Proponents of the security pact with the Americans, including al-Maliki's interior and defense ministers, say a continued U.S. military presence is needed until Iraq's security forces can take charge of security in the war-devastated nation.
Parliament is due to go into recess at the end of the month or in early December because of the Muslim Eid al-Adha holiday, when scores of lawmakers travel to Saudi Arabia to perform the annual pilgrimage. Speaker Mahmoud al-Mashhadani canceled all leave for lawmakers and suspended foreign and out-of-town visits to ensure that the house secures a quorum for the security pact vote, al-Attiyah told a news conference.
"I'm optimistic that this agreement will be passed through the Council of Representatives (parliament)," spokesman al-Dabbagh told AP Television News. But he added: "You cannot guarantee 100 percent approval of anything."
Neighboring Iran has bitterly opposed the pact on grounds that it enshrines the U.S. military presence in Iraq and threatens its security and regional influence.

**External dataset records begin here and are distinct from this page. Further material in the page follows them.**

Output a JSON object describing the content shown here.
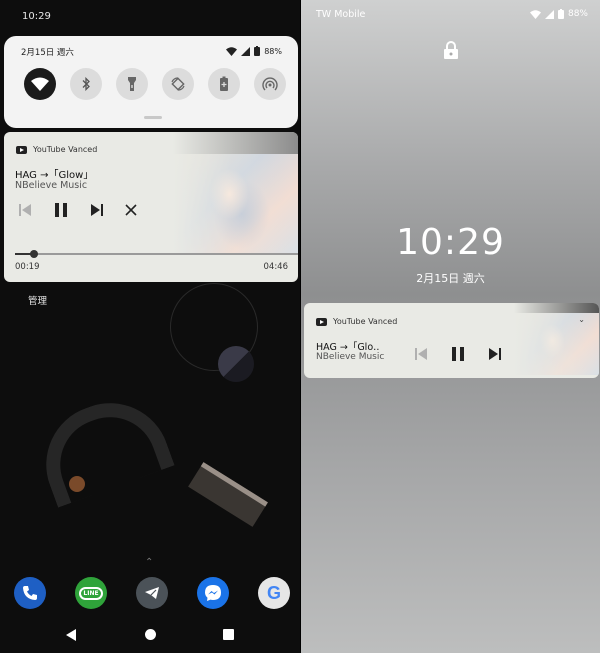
{
  "left": {
    "status_time": "10:29",
    "quick_settings": {
      "date": "2月15日 週六",
      "battery": "88%",
      "tiles": [
        {
          "name": "wifi",
          "on": true
        },
        {
          "name": "bluetooth",
          "on": false
        },
        {
          "name": "flashlight",
          "on": false
        },
        {
          "name": "auto-rotate",
          "on": false
        },
        {
          "name": "battery-saver",
          "on": false
        },
        {
          "name": "hotspot",
          "on": false
        }
      ]
    },
    "notification": {
      "app": "YouTube Vanced",
      "title": "HAG →「Glow」",
      "artist": "NBelieve Music",
      "current_time": "00:19",
      "total_time": "04:46",
      "progress": 0.066
    },
    "manage_label": "管理",
    "dock": [
      {
        "name": "phone",
        "color": "#1e5fc4"
      },
      {
        "name": "line",
        "label": "LINE",
        "color": "#2fa33a"
      },
      {
        "name": "telegram",
        "color": "#4b5258"
      },
      {
        "name": "messenger",
        "color": "#1a73e8"
      },
      {
        "name": "google",
        "label": "G",
        "color": "#e6e6e6"
      }
    ]
  },
  "right": {
    "carrier": "TW Mobile",
    "battery": "88%",
    "clock": "10:29",
    "date": "2月15日 週六",
    "notification": {
      "app": "YouTube Vanced",
      "title": "HAG →「Glo‥",
      "artist": "NBelieve Music"
    }
  }
}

However, Iranian state television took a more nuanced position in a commentary Sunday after it became clear that emboldened Iraqi leaders were going their own way on the pact.
"This is a victory for the al-Maliki government, which was able to apply its own viewpoints," it said in a possible reference to American concessions.
Shiite Iran maintains close relations with many of Iraq's Shiite parties, whose ministers voted in favor of the pact Sunday in what may be a signal that they are willing to balance their ties with the Americans and their longtime supporters in Tehran.
Followers of Shiite leader Muqtada al-Sadr protested Sunday's vote.
"This agreement hands Iraq over (to the United States) on a golden platter and for an indefinite period," said Ahmed al-Massoudi, spokesman for the 30-seat Sadrist bloc in parliament.
Al-Sadr, whose militiamen fought U.S. forces in three uprisings since 2003, has threatened to resume attacks on U.S. forces if they don't immediately begin to withdraw from Iraq.